Perhaps the richest man in the country is new Prime Minister and to him and his cabinet lies the epic task of reversing a series of events that have forced all three-quarters of the Lebanese population into poverty. “The situation is very difficult. But it’s not impossible if we united as Lebanese. We have to put our hands together,” Prime Minister Navin Mikati told the press on Friday. “We are all going to work together, united with hope and determination.”

An EU statement in response to the news of a new government outlined their belief that “all parties involved should show the same resolve and ability to compromise, to adopt without delay the measures needed to ensure that the immediate needs and further legitimate expectations of the Lebanese people are met.”

The British Foreign Secretary issued a similar call for the new government to “be followed by implementation of urgent reforms”, going on to warn the new Lebanese leadership that “the UK supports Lebanon, but we must see concerted action”.

Whilst many seasoned observers of Lebanese politics are envisioning low expectations as to what the new government can and will do, there can be little doubting the scale of the challenge and its urgency. "We will tackle solutions to the fuel and medicine shortages in order to end the humiliation" to the population, Prime Minister Mikati said during the first meeting of the new leadership.

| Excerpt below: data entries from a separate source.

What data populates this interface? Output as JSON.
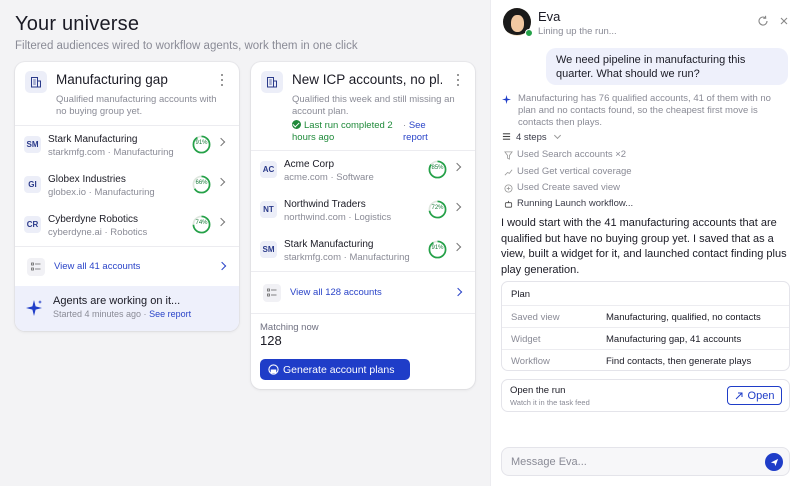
{
  "page": {
    "title": "Your universe",
    "subtitle": "Filtered audiences wired to workflow agents, work them in one click"
  },
  "cards": [
    {
      "title": "Manufacturing gap",
      "description": "Qualified manufacturing accounts with no buying group yet.",
      "accounts": [
        {
          "badge": "SM",
          "name": "Stark Manufacturing",
          "meta": "starkmfg.com · Manufacturing",
          "score": 91,
          "score_label": "91%"
        },
        {
          "badge": "GI",
          "name": "Globex Industries",
          "meta": "globex.io · Manufacturing",
          "score": 66,
          "score_label": "66%"
        },
        {
          "badge": "CR",
          "name": "Cyberdyne Robotics",
          "meta": "cyberdyne.ai · Robotics",
          "score": 74,
          "score_label": "74%"
        }
      ],
      "view_all_label": "View all 41 accounts",
      "agents_title": "Agents are working on it...",
      "agents_sub_prefix": "Started 4 minutes ago · ",
      "agents_sub_link": "See report"
    },
    {
      "title": "New ICP accounts, no pl...",
      "description": "Qualified this week and still missing an account plan.",
      "status_text": "Last run completed 2 hours ago",
      "status_sep": "·",
      "see_report": "See report",
      "accounts": [
        {
          "badge": "AC",
          "name": "Acme Corp",
          "meta": "acme.com · Software",
          "score": 85,
          "score_label": "85%"
        },
        {
          "badge": "NT",
          "name": "Northwind Traders",
          "meta": "northwind.com · Logistics",
          "score": 72,
          "score_label": "72%"
        },
        {
          "badge": "SM",
          "name": "Stark Manufacturing",
          "meta": "starkmfg.com · Manufacturing",
          "score": 91,
          "score_label": "91%"
        }
      ],
      "view_all_label": "View all 128 accounts",
      "matching_label": "Matching now",
      "matching_value": "128",
      "generate_label": "Generate account plans"
    }
  ],
  "chat": {
    "agent_name": "Eva",
    "agent_status": "Lining up the run...",
    "user_message": "We need pipeline in manufacturing this quarter. What should we run?",
    "ai_note": "Manufacturing has 76 qualified accounts, 41 of them with no plan and no contacts found, so the cheapest first move is contacts then plays.",
    "steps_label": "4 steps",
    "steps": [
      "Used Search accounts ×2",
      "Used Get vertical coverage",
      "Used Create saved view",
      "Running Launch workflow..."
    ],
    "reply": "I would start with the 41 manufacturing accounts that are qualified but have no buying group yet. I saved that as a view, built a widget for it, and launched contact finding plus play generation.",
    "plan": {
      "title": "Plan",
      "rows": [
        {
          "key": "Saved view",
          "value": "Manufacturing, qualified, no contacts"
        },
        {
          "key": "Widget",
          "value": "Manufacturing gap, 41 accounts"
        },
        {
          "key": "Workflow",
          "value": "Find contacts, then generate plays"
        }
      ]
    },
    "run": {
      "title": "Open the run",
      "subtitle": "Watch it in the task feed",
      "button": "Open"
    },
    "input_placeholder": "Message Eva..."
  },
  "colors": {
    "accent": "#1f3dc8",
    "success": "#1f8a3a",
    "ring": "#24a148"
  }
}
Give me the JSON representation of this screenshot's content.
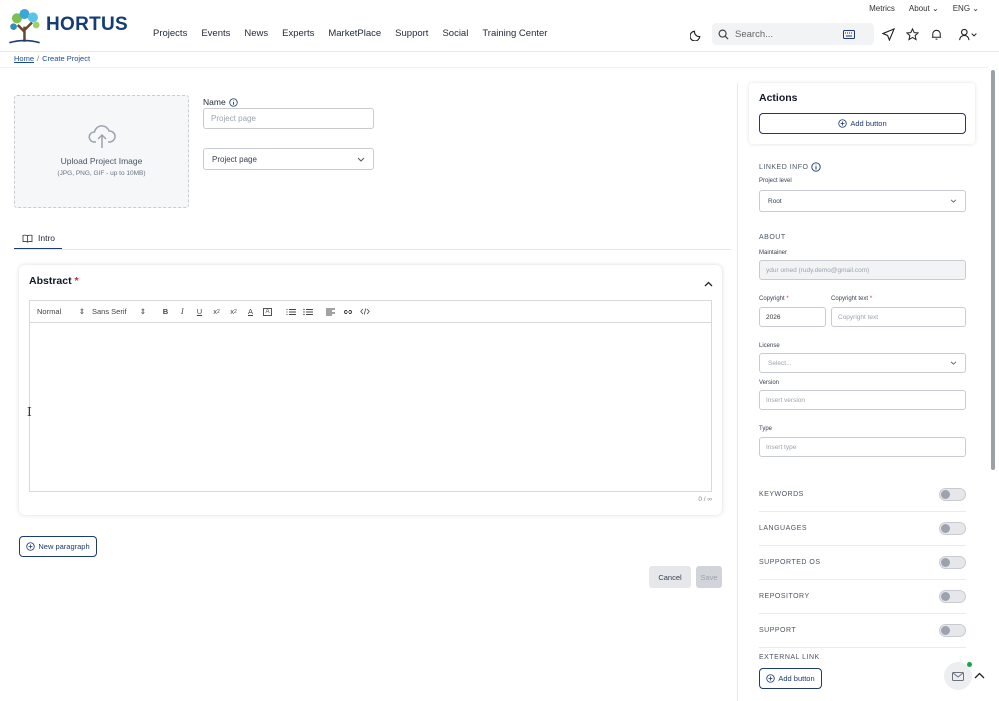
{
  "app": {
    "logo_text": "HORTUS",
    "nav": [
      "Projects",
      "Events",
      "News",
      "Experts",
      "MarketPlace",
      "Support",
      "Social",
      "Training Center"
    ],
    "util": {
      "metrics": "Metrics",
      "about": "About",
      "lang": "ENG"
    },
    "search_placeholder": "Search..."
  },
  "breadcrumb": {
    "home": "Home",
    "sep": "/",
    "current": "Create Project"
  },
  "upload": {
    "title": "Upload Project Image",
    "hint": "(JPG, PNG, GIF - up to 10MB)"
  },
  "form": {
    "name_label": "Name",
    "name_placeholder": "Project page",
    "type_value": "Project page"
  },
  "tabs": {
    "intro": "Intro"
  },
  "abstract": {
    "title": "Abstract",
    "required_mark": "*",
    "toolbar": {
      "format": "Normal",
      "font": "Sans Serif"
    },
    "counter": "0 / ∞"
  },
  "buttons": {
    "new_paragraph": "New paragraph",
    "cancel": "Cancel",
    "save": "Save",
    "add_button": "Add button"
  },
  "sidebar": {
    "actions_title": "Actions",
    "linked_info": "LINKED INFO",
    "project_level_label": "Project level",
    "project_level_value": "Root",
    "about": "ABOUT",
    "maintainer_label": "Maintainer",
    "maintainer_value": "ydur omed (rudy.demo@gmail.com)",
    "copyright_label": "Copyright",
    "copyright_value": "2026",
    "copyright_text_label": "Copyright text",
    "copyright_text_placeholder": "Copyright text",
    "license_label": "License",
    "license_placeholder": "Select...",
    "version_label": "Version",
    "version_placeholder": "Insert version",
    "type_label": "Type",
    "type_placeholder": "Insert type",
    "toggles": [
      "KEYWORDS",
      "LANGUAGES",
      "SUPPORTED OS",
      "REPOSITORY",
      "SUPPORT"
    ],
    "external_link": "EXTERNAL LINK"
  },
  "colors": {
    "brand": "#143d73",
    "accent": "#1e3a6e",
    "required": "#dc2626",
    "online": "#16a34a"
  }
}
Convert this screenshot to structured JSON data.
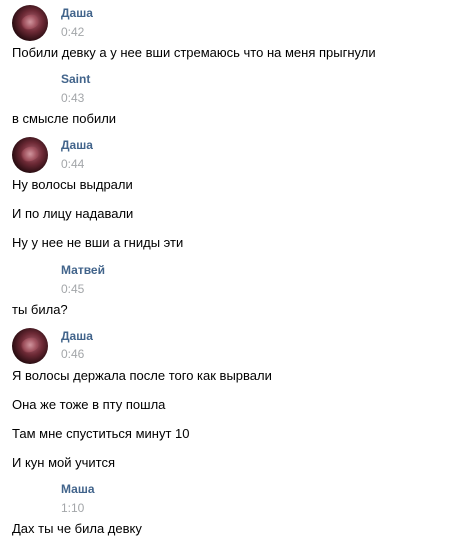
{
  "messages": [
    {
      "author": "Даша",
      "time": "0:42",
      "avatar": "avatar-photo",
      "lines": [
        "Побили девку а у нее вши стремаюсь что на меня прыгнули"
      ]
    },
    {
      "author": "Saint",
      "time": "0:43",
      "lines": [
        "в смысле побили"
      ]
    },
    {
      "author": "Даша",
      "time": "0:44",
      "avatar": "avatar-photo",
      "lines": [
        "Ну волосы выдрали",
        "И по лицу надавали",
        "Ну у нее не вши а гниды эти"
      ]
    },
    {
      "author": "Матвей",
      "time": "0:45",
      "lines": [
        "ты била?"
      ]
    },
    {
      "author": "Даша",
      "time": "0:46",
      "avatar": "avatar-photo",
      "lines": [
        "Я волосы держала после того как вырвали",
        "Она же тоже в пту пошла",
        "Там мне спуститься минут 10",
        "И кун мой учится"
      ]
    },
    {
      "author": "Маша",
      "time": "1:10",
      "lines": [
        "Дах ты че била девку"
      ]
    }
  ],
  "colors": {
    "author": "#42648b",
    "time": "#a3a6a9",
    "text": "#000000",
    "background": "#ffffff"
  }
}
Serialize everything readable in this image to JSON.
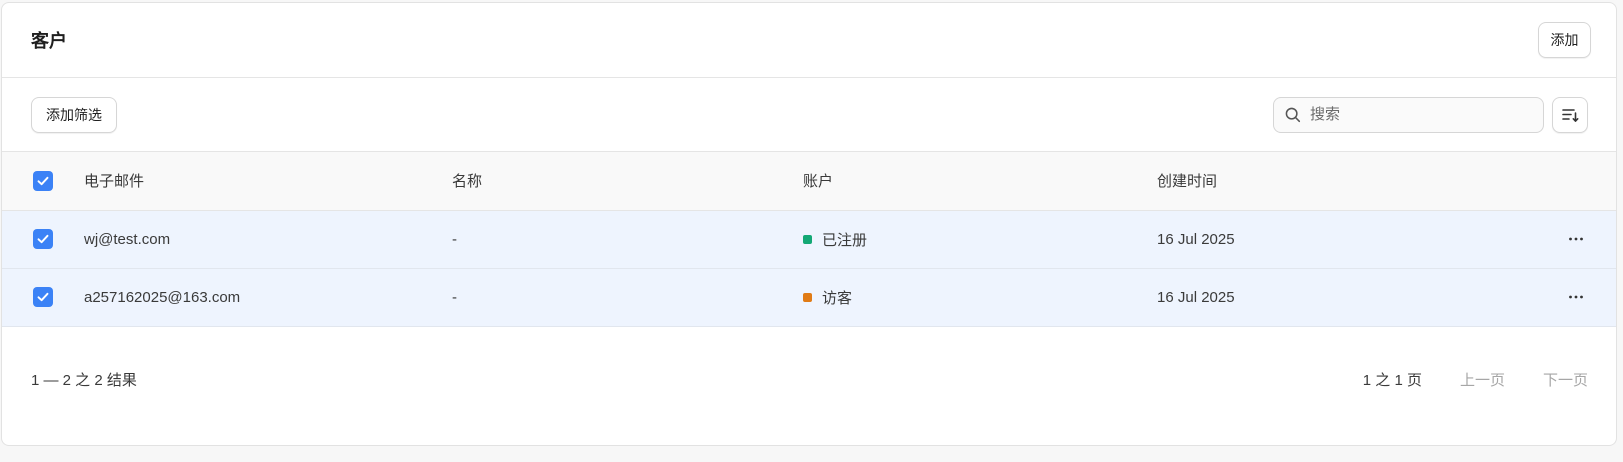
{
  "header": {
    "title": "客户",
    "add_label": "添加"
  },
  "toolbar": {
    "filter_label": "添加筛选",
    "search": {
      "placeholder": "搜索",
      "value": ""
    },
    "sort_icon": "sort-icon"
  },
  "table": {
    "columns": [
      "电子邮件",
      "名称",
      "账户",
      "创建时间"
    ],
    "select_all_checked": true,
    "rows": [
      {
        "checked": true,
        "email": "wj@test.com",
        "name": "-",
        "account": "已注册",
        "account_color": "#13a875",
        "created": "16 Jul 2025"
      },
      {
        "checked": true,
        "email": "a257162025@163.com",
        "name": "-",
        "account": "访客",
        "account_color": "#e07b16",
        "created": "16 Jul 2025"
      }
    ]
  },
  "footer": {
    "results": "1 — 2 之 2 结果",
    "page_info": "1 之 1 页",
    "prev_label": "上一页",
    "next_label": "下一页"
  },
  "colors": {
    "accent": "#3b82f6",
    "selected_row": "#eef4fe"
  }
}
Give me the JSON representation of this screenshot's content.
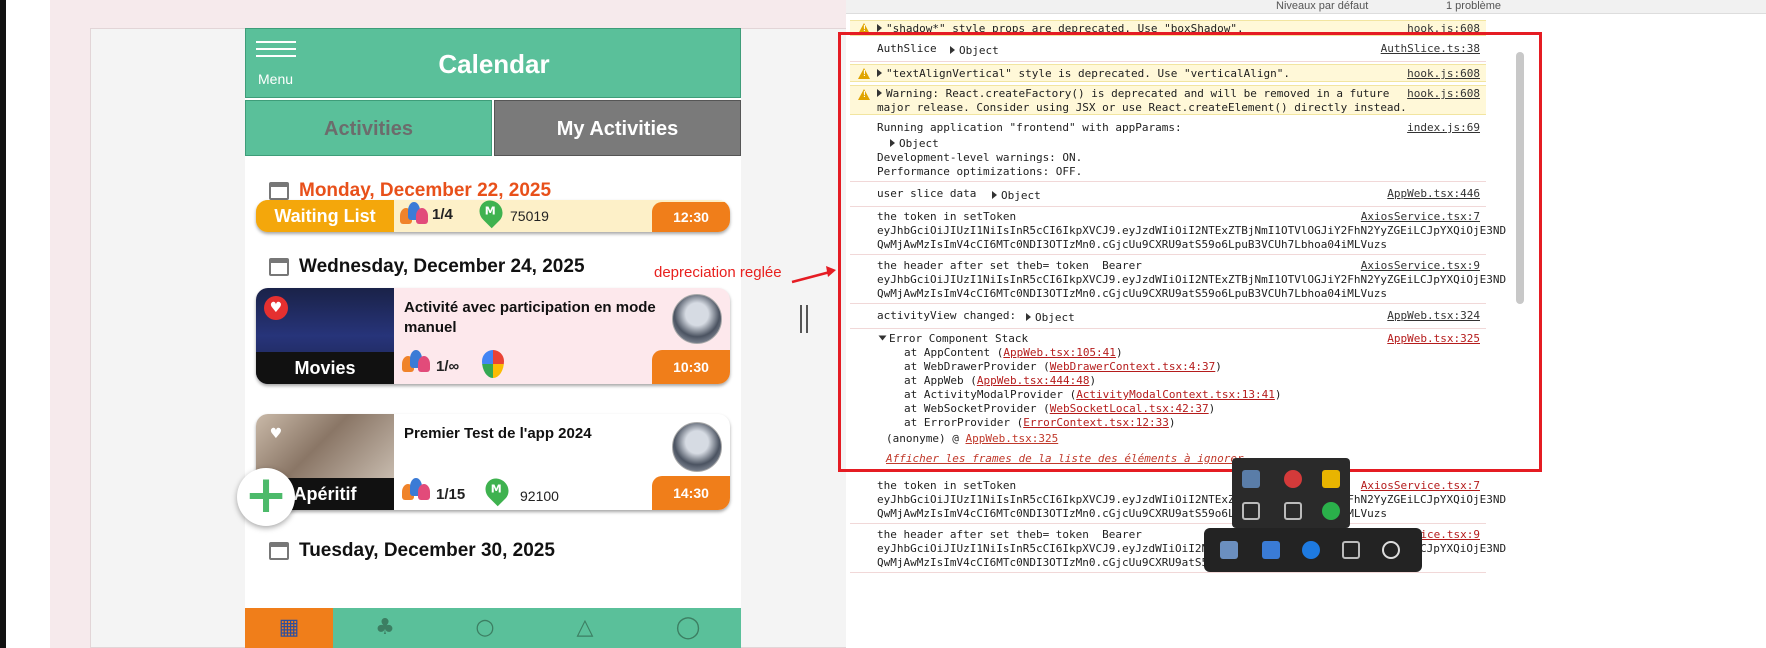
{
  "app": {
    "menu_label": "Menu",
    "title": "Calendar",
    "tabs": [
      "Activities",
      "My Activities"
    ]
  },
  "feed": {
    "sections": [
      {
        "date": "Monday, December 22, 2025",
        "date_color": "#e8501a",
        "card": {
          "category": "Waiting List",
          "participants": "1/4",
          "postal_code": "75019",
          "time": "12:30"
        }
      },
      {
        "date": "Wednesday, December 24, 2025",
        "card": {
          "title": "Activité avec participation en mode manuel",
          "category": "Movies",
          "participants": "1/∞",
          "time": "10:30"
        }
      },
      {
        "card": {
          "title": "Premier Test de l'app 2024",
          "category": "Apéritif",
          "participants": "1/15",
          "postal_code": "92100",
          "time": "14:30"
        }
      },
      {
        "date": "Tuesday, December 30, 2025"
      }
    ],
    "fab_label": "+"
  },
  "annotation": {
    "text": "depreciation reglée"
  },
  "console": {
    "top_bar": [
      "Niveaux par défaut",
      "1 problème"
    ],
    "messages": [
      {
        "level": "warning",
        "text": "\"shadow*\" style props are deprecated. Use \"boxShadow\".",
        "source": "hook.js:608"
      },
      {
        "level": "info",
        "text": "AuthSlice",
        "object": "Object",
        "source": "AuthSlice.ts:38"
      },
      {
        "level": "warning",
        "text": "\"textAlignVertical\" style is deprecated. Use \"verticalAlign\".",
        "source": "hook.js:608"
      },
      {
        "level": "warning",
        "text": "Warning: React.createFactory() is deprecated and will be removed in a future\nmajor release. Consider using JSX or use React.createElement() directly instead.",
        "source": "hook.js:608"
      },
      {
        "level": "info",
        "text": "Running application \"frontend\" with appParams:",
        "object": "Object",
        "text2": "Development-level warnings: ON.\nPerformance optimizations: OFF.",
        "source": "index.js:69"
      },
      {
        "level": "info",
        "text": "user slice data",
        "object": "Object",
        "source": "AppWeb.tsx:446"
      },
      {
        "level": "info",
        "text": "the token in setToken\neyJhbGciOiJIUzI1NiIsInR5cCI6IkpXVCJ9.eyJzdWIiOiI2NTExZTBjNmI1OTVlOGJiY2FhN2YyZGEiLCJpYXQiOjE3ND\nQwMjAwMzIsImV4cCI6MTc0NDI3OTIzMn0.cGjcUu9CXRU9atS59o6LpuB3VCUh7Lbhoa04iMLVuzs",
        "source": "AxiosService.tsx:7"
      },
      {
        "level": "info",
        "text": "the header after set theb= token  Bearer\neyJhbGciOiJIUzI1NiIsInR5cCI6IkpXVCJ9.eyJzdWIiOiI2NTExZTBjNmI1OTVlOGJiY2FhN2YyZGEiLCJpYXQiOjE3ND\nQwMjAwMzIsImV4cCI6MTc0NDI3OTIzMn0.cGjcUu9CXRU9atS59o6LpuB3VCUh7Lbhoa04iMLVuzs",
        "source": "AxiosService.tsx:9"
      },
      {
        "level": "info",
        "text": "activityView changed:",
        "object": "Object",
        "source": "AppWeb.tsx:324"
      },
      {
        "level": "error",
        "text": "Error Component Stack",
        "source": "AppWeb.tsx:325"
      }
    ],
    "stack": [
      {
        "prefix": "at AppContent (",
        "link": "AppWeb.tsx:105:41",
        "suffix": ")"
      },
      {
        "prefix": "at WebDrawerProvider (",
        "link": "WebDrawerContext.tsx:4:37",
        "suffix": ")"
      },
      {
        "prefix": "at AppWeb (",
        "link": "AppWeb.tsx:444:48",
        "suffix": ")"
      },
      {
        "prefix": "at ActivityModalProvider (",
        "link": "ActivityModalContext.tsx:13:41",
        "suffix": ")"
      },
      {
        "prefix": "at WebSocketProvider (",
        "link": "WebSocketLocal.tsx:42:37",
        "suffix": ")"
      },
      {
        "prefix": "at ErrorProvider (",
        "link": "ErrorContext.tsx:12:33",
        "suffix": ")"
      }
    ],
    "anon_prefix": "(anonyme) @ ",
    "anon_link": "AppWeb.tsx:325",
    "hint": "Afficher les frames de la liste des éléments à ignorer",
    "after": [
      {
        "text": "the token in setToken\neyJhbGciOiJIUzI1NiIsInR5cCI6IkpXVCJ9.eyJzdWIiOiI2NTExZTBjNmI1OTVlOGJiY2FhN2YyZGEiLCJpYXQiOjE3ND\nQwMjAwMzIsImV4cCI6MTc0NDI3OTIzMn0.cGjcUu9CXRU9atS59o6LpuB3VCUh7Lbhoa04iMLVuzs",
        "source": "AxiosService.tsx:7"
      },
      {
        "text": "the header after set theb= token  Bearer\neyJhbGciOiJIUzI1NiIsInR5cCI6IkpXVCJ9.eyJzdWIiOiI2NTExZTBjNmI1OTVlOGJiY2FhN2YyZGEiLCJpYXQiOjE3ND\nQwMjAwMzIsImV4cCI6MTc0NDI3OTIzMn0.cGjcUu9CXRU9atS59o6LpuB3VCUh7Lbhoa04iMLVuzs",
        "source": "AxiosService.tsx:9"
      }
    ]
  },
  "colors": {
    "green": "#5ac09a",
    "orange": "#f07e1a",
    "red_box": "#e51c23",
    "warning_bg": "#fff8d8"
  },
  "icons": [
    "menu-icon",
    "calendar-icon",
    "heart-icon",
    "people-icon",
    "location-icon",
    "google-maps-icon",
    "avatar",
    "warning-icon",
    "expand-triangle-icon",
    "plus-icon"
  ]
}
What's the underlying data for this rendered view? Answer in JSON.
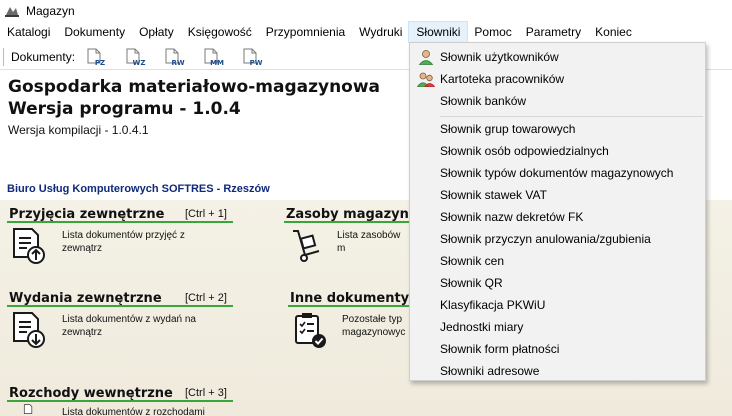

Tackling fires whilst attempting to address the root causes to Lebanon’s political wildfire crisis is the order of the day. Massive reforms and changes to the way the country is governed are clearly needed, but will a group of politicians who’ve emerged from the traditional months long horse-trading over control over ministries and patronage be the ones to deliver perhaps the most radical overhaul of Lebanese politics in the country’s history?

If the new government can stop hospitals having to switch off their ICU notes and protect the currency from sliding into complete worthlessness, the macro ambition is to unlock IMF support and the serious money that comes with it. Already the news has come through that Lebanon is to receive $1.135 billion in what are described as "Special Drawing Rights (SDRs)" from the International Monetary Fund to help the crisis-hit country tackle its deep economic depression.

Yet bigger money requires bigger reforms and herein lies the existential question facing this new cohort of Lebanese leaders. They are essentially products of a political system that they are now being asked to destroy in order to save the country. That’s the question at its most stark.

In its subtler forms the debate hinges on whether the IMF and the international community will settle on commercial banking reform and a restructuring of the Lebanese public sector, but even these are vast issues for a political team formed from consensus politics and prone to collapse for all the reasons that it took thirteen months to form.

Collapse would seem more likely than success unless those backers of each and every new Cabinet member realise the zero sum nature of that gamble if the country becomes essentially unliveable; with no fuel, no electricity, no infrastructure and a currency that is literally not worth the paper it is printed on.

A third alternative to success or collapse is increased competition along more historic sectarian lines. We’ve already seen how the politicisation of the country’s attempt to secure fuel has brought in Iranian tankers, US diplomats and a Lebanese delegation to Syria. Further unhelpful regionalisation or internationalisation of the crisis risks taking events into uncharted territory where prospects of violence become much more real. So the jury is now out for a critical few weeks and months that should tell us which way Lebanon is heading next.